Updated March 21, 2022 at 6:33 p.m. EDT|Published March 21, 2022 at 12:50 p.m. EDT
Eric Greitens speaks during the Conservative Political Action Conference in Orlando on Feb. 24. (Tristan Wheelock/Bloomberg News)

The ex-wife of Missouri GOP Senate candidate Eric Greitens accused him in court documents Monday of knocking her down, taking away her cellphone and keys, physically abusing their children and repeatedly threatening suicide if she did not publicly support him during the 2018 scandal that led to his resignation as governor.

The filing by Sheena Greitens prompted some Republicans in Missouri, including Sen.
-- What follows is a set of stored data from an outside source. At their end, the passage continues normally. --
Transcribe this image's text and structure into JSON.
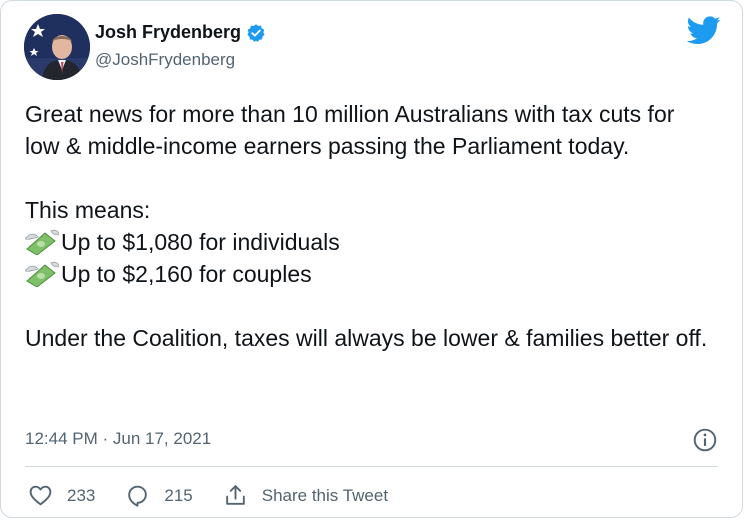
{
  "author": {
    "display_name": "Josh Frydenberg",
    "handle": "@JoshFrydenberg",
    "verified": true
  },
  "tweet": {
    "paragraph1": "Great news for more than 10 million Australians with tax cuts for low & middle-income earners passing the Parliament today.",
    "means_label": "This means:",
    "bullet1": "Up to $1,080 for individuals",
    "bullet2": "Up to $2,160 for couples",
    "paragraph3": "Under the Coalition, taxes will always be lower & families better off.",
    "bullet_icon": "money-with-wings-icon"
  },
  "meta": {
    "timestamp": "12:44 PM · Jun 17, 2021"
  },
  "actions": {
    "like_count": "233",
    "reply_count": "215",
    "share_label": "Share this Tweet"
  },
  "colors": {
    "brand_blue": "#1d9bf0",
    "secondary_text": "#536471",
    "primary_text": "#0f1419",
    "border": "#cfd9de"
  }
}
Josh Hawley, to call on the former governor to leave the race. Hawley has been critical of Greitens in the past and has endorsed a competing candidate.

“If you hit a woman or a child, you belong in handcuffs, not the United States Senate,” he wrote.

Sens. Joni Ernst (R-Iowa), who like Hawley had endorsed another candidate in the Missouri Senate race, and John Thune (R-S.D.) also said Monday that Greitens should withdraw from the race.

Sheena Greitens, who now lives with their children in Austin, where she works as a university associate professor, described for the first time publicly what she says she experienced at the end of their marriage, in documents filed as part of an ongoing child custody dispute in Missouri state court.

“In early June 2018, I became afraid for my safety and that of our children at our home, which was fairly isolated, due to Eric’s unstable and coercive behavior,” she wrote in the filing, which was obtained from Boone County Circuit Court. “This behavior included physical violence toward our children, such as cuffing our then three-year-old son across the face at the dinner table in front of me and yanking him around by the hair.”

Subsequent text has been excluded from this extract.